Uomini in uniforme compiono gli eccidi per smantellare le sedi rurali del partito d’opposizione, il Movimento per il Cambiamento Democratico, colpevole di aver vinto il primo turno elettorale con il 47,9%, il che lasciava a Mugabe  (43,2%) la prospettiva di abbandonare il potere dopo 26 anni. Benchè abbia accumulato immense ricchezze, la prospettiva non gli piace. Così s’è fatto arrivare dalla Cina un carico di 3 milioni di proiettili per kalashhnikov, 1500 RPG, e 3 mila bombe da mortaio, per dare una lezione al suo ingrato popolo.

Pechino s’è affrettata a dar corso agli ordinativi: un nuovo mercato per il suo export competitivo. La nave cinese con questi rifornimenti, la «An Yue Jiang», era stata a tutta prima bloccata. Ma Emerson Mnangagwa, il comandante dell’operazione-terrore, è poi andato in Angola a convincere il presidente di laggiù, Eduardo Dos Santos, a lasciar sbarcare il carico (2). Non è stato difficile convincerlo, i dittatori africani non mancano di darsi una mano a vicenda. Anche il capo del Sudafrica, Mbeki, tiene discretamente bordone.

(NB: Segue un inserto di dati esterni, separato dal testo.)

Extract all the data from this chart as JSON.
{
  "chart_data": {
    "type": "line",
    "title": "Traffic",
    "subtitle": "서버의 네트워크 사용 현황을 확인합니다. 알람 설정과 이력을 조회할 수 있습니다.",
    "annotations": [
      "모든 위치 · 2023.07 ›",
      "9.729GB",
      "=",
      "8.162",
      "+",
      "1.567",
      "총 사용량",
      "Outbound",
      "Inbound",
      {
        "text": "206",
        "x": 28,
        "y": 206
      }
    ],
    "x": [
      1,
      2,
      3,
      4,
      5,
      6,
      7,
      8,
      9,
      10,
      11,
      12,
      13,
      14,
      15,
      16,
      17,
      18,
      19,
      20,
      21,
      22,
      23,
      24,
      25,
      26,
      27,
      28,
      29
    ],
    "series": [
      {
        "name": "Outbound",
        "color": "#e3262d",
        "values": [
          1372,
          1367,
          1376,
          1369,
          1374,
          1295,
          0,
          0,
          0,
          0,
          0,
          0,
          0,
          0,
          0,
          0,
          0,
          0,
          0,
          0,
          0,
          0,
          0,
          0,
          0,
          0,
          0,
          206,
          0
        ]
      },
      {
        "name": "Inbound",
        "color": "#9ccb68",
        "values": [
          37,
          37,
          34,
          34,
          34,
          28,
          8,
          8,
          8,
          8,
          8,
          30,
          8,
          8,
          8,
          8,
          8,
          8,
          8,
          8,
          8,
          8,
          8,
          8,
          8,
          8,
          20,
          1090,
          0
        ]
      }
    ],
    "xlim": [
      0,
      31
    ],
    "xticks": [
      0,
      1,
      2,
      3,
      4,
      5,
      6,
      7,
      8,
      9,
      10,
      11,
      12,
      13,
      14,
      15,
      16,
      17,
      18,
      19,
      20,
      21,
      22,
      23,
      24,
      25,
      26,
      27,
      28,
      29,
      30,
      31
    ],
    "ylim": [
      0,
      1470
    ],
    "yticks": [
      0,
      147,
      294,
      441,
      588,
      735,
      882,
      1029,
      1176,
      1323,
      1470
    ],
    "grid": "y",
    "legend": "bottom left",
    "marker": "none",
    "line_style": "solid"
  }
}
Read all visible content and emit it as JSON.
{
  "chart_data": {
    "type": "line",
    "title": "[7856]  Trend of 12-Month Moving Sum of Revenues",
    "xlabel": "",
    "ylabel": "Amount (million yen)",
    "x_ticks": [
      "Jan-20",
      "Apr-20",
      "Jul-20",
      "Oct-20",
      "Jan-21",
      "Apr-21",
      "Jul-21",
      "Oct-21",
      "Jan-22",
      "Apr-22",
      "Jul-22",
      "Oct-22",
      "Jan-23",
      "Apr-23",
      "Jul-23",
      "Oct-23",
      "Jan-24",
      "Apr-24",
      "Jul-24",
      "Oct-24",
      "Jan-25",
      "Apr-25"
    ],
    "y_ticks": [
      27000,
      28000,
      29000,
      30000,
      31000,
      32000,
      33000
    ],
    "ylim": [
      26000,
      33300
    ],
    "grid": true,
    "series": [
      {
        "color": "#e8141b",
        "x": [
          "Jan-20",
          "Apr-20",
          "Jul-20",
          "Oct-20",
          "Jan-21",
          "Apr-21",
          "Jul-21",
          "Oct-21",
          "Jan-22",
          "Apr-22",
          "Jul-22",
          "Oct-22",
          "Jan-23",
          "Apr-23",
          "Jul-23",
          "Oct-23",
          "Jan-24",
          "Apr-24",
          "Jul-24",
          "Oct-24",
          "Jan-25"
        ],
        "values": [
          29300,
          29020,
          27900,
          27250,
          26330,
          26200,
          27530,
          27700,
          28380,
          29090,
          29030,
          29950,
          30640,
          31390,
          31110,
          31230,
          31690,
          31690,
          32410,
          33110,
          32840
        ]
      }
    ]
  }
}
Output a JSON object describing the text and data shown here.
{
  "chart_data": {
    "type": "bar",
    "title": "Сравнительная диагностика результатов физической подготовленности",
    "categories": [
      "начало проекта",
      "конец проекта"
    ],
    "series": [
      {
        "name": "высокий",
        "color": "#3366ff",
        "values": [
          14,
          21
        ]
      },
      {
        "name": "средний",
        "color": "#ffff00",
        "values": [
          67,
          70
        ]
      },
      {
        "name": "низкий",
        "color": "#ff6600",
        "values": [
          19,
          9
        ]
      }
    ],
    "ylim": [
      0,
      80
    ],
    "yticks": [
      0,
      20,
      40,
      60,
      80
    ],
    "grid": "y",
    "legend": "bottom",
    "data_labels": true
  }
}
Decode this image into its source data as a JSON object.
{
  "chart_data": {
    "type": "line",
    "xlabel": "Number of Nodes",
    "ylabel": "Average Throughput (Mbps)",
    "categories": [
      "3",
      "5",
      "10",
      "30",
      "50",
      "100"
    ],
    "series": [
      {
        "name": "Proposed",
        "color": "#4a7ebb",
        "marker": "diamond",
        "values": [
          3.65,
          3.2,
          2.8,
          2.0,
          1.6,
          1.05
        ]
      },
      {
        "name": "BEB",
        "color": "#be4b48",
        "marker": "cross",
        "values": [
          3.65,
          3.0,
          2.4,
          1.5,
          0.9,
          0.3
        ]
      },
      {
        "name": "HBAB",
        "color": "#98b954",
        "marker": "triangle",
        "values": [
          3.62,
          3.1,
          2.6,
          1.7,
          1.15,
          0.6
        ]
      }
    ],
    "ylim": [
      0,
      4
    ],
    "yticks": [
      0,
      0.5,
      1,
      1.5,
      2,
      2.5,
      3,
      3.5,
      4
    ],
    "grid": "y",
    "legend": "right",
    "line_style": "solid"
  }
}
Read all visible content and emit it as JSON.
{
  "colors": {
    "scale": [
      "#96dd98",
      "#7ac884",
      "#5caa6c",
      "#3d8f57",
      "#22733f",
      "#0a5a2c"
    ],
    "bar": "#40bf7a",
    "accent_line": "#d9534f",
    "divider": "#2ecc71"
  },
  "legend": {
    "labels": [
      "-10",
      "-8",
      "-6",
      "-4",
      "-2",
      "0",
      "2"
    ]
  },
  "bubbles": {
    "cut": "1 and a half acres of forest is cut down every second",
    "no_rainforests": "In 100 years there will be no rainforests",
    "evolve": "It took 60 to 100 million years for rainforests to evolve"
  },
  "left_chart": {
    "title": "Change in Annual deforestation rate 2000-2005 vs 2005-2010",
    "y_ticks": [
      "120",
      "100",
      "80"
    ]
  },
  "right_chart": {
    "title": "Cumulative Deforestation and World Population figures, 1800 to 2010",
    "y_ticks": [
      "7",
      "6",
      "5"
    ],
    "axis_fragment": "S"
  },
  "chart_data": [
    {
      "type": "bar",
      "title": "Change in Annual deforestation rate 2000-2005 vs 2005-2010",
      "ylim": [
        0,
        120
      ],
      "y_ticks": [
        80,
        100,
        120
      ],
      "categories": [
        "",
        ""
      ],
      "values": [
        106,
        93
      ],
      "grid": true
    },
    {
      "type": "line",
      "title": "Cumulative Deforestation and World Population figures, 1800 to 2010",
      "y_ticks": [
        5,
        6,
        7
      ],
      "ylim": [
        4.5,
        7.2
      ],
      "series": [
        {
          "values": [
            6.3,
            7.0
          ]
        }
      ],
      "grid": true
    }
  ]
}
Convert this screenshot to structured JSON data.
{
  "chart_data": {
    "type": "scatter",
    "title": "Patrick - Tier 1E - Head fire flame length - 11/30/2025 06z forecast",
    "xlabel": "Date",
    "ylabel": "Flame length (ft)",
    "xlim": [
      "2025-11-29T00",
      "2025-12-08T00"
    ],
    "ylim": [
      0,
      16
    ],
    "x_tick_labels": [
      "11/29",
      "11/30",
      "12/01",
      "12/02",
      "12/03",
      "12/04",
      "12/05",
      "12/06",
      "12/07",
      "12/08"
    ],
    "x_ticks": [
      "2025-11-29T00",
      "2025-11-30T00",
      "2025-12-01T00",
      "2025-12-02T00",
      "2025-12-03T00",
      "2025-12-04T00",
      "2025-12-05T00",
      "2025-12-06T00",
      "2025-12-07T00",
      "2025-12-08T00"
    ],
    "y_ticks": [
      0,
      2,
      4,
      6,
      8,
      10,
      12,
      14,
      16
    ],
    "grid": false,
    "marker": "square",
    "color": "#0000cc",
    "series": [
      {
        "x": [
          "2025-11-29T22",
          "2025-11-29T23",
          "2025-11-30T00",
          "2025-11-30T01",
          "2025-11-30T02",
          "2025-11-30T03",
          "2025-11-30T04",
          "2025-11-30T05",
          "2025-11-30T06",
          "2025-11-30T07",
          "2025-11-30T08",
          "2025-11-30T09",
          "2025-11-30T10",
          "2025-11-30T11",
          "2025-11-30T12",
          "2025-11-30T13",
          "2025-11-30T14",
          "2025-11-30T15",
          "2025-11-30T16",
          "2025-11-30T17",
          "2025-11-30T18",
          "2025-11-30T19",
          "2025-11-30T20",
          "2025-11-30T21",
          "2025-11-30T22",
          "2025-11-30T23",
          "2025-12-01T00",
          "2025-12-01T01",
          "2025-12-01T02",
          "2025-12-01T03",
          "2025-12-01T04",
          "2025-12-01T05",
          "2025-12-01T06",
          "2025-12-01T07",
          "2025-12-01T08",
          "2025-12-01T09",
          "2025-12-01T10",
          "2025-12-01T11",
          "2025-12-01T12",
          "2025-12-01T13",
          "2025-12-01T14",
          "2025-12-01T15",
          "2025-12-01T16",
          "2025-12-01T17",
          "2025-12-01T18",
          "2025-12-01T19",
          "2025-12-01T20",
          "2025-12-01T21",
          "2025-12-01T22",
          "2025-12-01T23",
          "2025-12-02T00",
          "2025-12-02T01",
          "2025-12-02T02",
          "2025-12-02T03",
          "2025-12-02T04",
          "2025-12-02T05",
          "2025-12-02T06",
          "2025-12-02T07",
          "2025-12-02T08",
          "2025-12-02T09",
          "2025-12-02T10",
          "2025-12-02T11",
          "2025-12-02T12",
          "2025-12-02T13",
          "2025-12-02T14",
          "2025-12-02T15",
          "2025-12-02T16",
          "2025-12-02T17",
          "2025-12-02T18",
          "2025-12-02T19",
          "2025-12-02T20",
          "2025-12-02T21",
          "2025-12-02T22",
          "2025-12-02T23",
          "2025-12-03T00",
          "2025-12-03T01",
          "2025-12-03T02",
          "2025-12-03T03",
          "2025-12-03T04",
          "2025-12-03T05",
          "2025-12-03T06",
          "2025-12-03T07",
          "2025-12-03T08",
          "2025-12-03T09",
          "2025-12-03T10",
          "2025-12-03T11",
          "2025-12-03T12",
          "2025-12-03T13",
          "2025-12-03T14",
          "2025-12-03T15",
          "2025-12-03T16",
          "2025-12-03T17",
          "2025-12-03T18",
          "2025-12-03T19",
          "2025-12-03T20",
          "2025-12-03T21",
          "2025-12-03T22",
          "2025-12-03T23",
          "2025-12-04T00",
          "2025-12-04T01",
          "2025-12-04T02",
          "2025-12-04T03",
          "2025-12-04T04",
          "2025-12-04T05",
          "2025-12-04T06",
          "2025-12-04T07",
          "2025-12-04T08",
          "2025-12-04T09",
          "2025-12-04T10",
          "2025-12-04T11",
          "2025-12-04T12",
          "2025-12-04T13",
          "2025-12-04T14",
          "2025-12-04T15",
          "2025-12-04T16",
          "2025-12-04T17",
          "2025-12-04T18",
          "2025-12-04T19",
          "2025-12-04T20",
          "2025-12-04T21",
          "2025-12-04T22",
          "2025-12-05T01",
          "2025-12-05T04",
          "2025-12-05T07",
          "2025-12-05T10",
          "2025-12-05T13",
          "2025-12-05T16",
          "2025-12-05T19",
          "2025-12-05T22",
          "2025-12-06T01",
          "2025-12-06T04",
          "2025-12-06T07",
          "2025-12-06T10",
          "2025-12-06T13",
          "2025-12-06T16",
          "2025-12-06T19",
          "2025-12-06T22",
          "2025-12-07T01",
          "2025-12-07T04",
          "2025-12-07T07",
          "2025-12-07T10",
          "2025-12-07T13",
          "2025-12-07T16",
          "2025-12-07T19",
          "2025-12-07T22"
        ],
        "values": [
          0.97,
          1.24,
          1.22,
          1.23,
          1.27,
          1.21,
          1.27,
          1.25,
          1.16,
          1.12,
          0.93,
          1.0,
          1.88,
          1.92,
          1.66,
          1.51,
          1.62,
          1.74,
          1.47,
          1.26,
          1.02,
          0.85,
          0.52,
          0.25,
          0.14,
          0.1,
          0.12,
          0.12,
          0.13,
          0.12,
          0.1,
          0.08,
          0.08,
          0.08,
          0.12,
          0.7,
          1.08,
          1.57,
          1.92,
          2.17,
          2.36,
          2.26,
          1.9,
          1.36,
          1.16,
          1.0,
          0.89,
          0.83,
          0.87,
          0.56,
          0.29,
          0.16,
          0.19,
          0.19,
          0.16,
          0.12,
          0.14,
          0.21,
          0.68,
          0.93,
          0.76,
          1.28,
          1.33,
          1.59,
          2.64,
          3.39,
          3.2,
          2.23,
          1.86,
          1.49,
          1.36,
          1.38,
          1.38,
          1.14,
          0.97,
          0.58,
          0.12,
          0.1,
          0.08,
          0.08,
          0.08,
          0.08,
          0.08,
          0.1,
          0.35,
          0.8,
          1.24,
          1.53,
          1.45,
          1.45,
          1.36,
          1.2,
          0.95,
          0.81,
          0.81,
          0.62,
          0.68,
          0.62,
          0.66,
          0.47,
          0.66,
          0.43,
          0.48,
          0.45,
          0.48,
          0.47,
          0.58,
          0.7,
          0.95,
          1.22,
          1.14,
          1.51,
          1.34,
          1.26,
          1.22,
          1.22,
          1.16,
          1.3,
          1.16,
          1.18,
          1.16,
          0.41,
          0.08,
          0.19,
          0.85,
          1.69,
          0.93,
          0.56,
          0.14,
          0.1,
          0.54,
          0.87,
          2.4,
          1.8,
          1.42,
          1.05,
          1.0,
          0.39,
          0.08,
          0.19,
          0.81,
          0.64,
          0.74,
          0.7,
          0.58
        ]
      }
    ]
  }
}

E pensare che Mugabe è stato popolarissimo fra la sua gente. Fin dal principio aveva promesso di «risolvere il problema della terra», sostenendo che i coloni bianchi (gente nata lì, nella ex-Rhodesia), l’1% della popolazione, avevano accaparrato  il 70% dei terreni coltivabili. Raggiunse l’apice della popolarità nel 2000, quando decretò l’esproprio forzato di 4 mila e passa coltivatori bianchi, e la redistribuzione forzosa delle loro terre alla gente nera: per lo più suoi fedelissimi, ma non conta. Ci furono scene di giubilo, esplosioni di gioia, mentre migliaia di coltivatori neri prendevano possesso dei campi, fra abusi  e violenze, condonate dai tribunali.

Mugabe definiva i bianchi «i nostri nemici», e nel 2002 vietò persino loro di mietere: ben fatto!, applaudiva il popolo zimba. Via gli sfruttatori d’altra razza, quei razzisti!  Finalmente padroni in casa nostra.

Fatto sta che l’agricoltura, la prima voce di esportazione per lo Zimbabwe - specie tabacco - sotto le cure degli agricoltori neri è crollata. Non solo mancano i prodotti da vendere, ma anche quelli per mangiare. Secondo le agenzie dell’ONU, da anni lo Zimbabwe soffre una crisi umanitaria con pochi paragoni. La speranza di vita per i maschi, che toccava i 60 anni nel 1990, è scesa a 37 anni, e a 34 per le donne, la più bassa del mondo. La mortalità infantile è salita da 53 ad 81 ogni mille nati vivi.
Quasi due milioni di zimbaweani hanno l’AIDS. E 3,4 milioni (su 12 di popolazione totale) sono riparati all’estero.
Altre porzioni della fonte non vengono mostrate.